Paper #: 2016-12-026

Abstract.  We propose a general mathematical model describing the growth and dispersal of a single species living in a 1-D spatially discrete array of habitat patches affected by a sustained and directional change in climate. Our model accounts for two important characteristics of the climate change phenomenon: 1) Scale dependency: different species may perceive the change in the environment as occurring at different rates because they perceive the environment at different scales, and 2) Measure dependency: different species measure the environment differently in the sense that they may be sensible to or cue in on different aspects of it (e.g. maximum temperature, minimum temperature, accumulated temperature) which is associated with their physiological, ecological and life history attributes, which renders some characteristics of the environment more biologically relevant than others.
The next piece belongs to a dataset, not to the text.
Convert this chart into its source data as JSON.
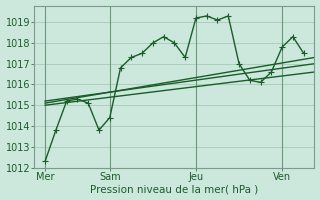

We show that the deterioration in the quality of habitable patches as a consequence of climate change drives the species to extinction when dispersal is not possible; otherwise, we proof and provide a numerical example that, depending on the velocity of climate change, the scale at which a species measures it, and the particular attribute of the environment that is more biologically relevant to the species under analysis,  there is always a migration strategy that allows the persistence of the species such that it tracks its niche conditions through space, thus shifting its geographic range. Our mathematical analysis provides a general framework to analyze species' responses to climate change as a relational property of a given species in interaction with a change in climate. In particular, we can analyze the persistence of species by taking into account the ways in which they measure and filter the environment. Indeed, one of our main conclusions is that there is not a single climate change but many, as it depends on the interaction between a particular species and climate. Thus the problem is more complex than assumed by analytically tractable models of species responses to climate change.